- 2.5 – 3 pounds beef (the good stuff!)
- 2 cups chopped carrots
- 1 small yellow or white onion, sliced
- 4-5 cloves garlic, chopped
- 1 tsp each: kosher salt, garlic powder, dried basil, dried oregano
- 1/2 tsp dried thyme
- 1/8 tsp ground cinnamon, pinch of red chili flakes
- 1.5 cups organic crushed tomatoes
- 2 cups organic beef stock
- 1 TBSP tomato paste
- Break out your slow cooker. Trim your beef of excess fat, cut into 3-4 inch chunks and set in the crock pot.
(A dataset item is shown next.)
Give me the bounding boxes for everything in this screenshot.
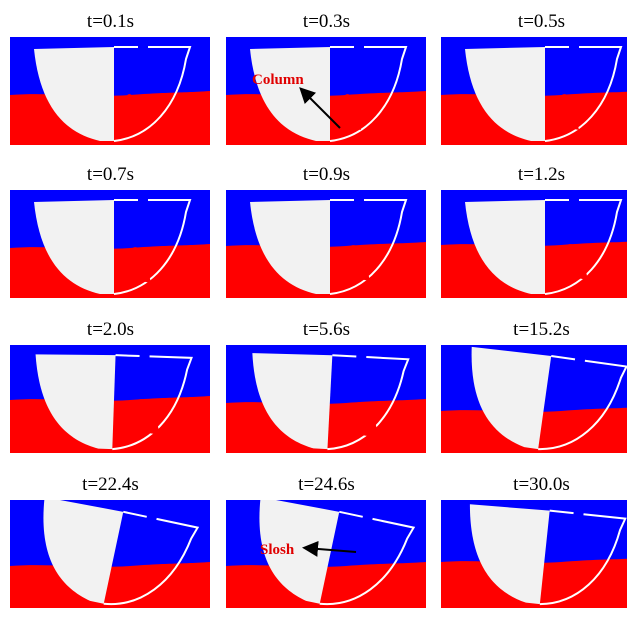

- Peel and chop the carrots, slice the onion and chop the garlic. Add these to the pot with the beef along with the seasonings: salt, garlic powder, basil, oregano, thyme, cinnamon and red chili flakes.
- Pour in the beef stock and crushed tomatoes. Add the tomato paste and give everything a good stir. Note: This portion of liquid will produce a fair amount of sauce. If you plan to serve the beef sections whole, you may want to reduce the liquid to 1 cup beef stock, 1 cup crushed tomatoes. If you would like to shred the beef in the sauce before serving, keep the liquid measurements as is.
- Cover the slow cooker, set to low for 5-6 hours. My crock pot is an over-achiever and cooks everything faster than it should. My beef was perfect at four and a half hours, so 5-6 hours will likely work for you.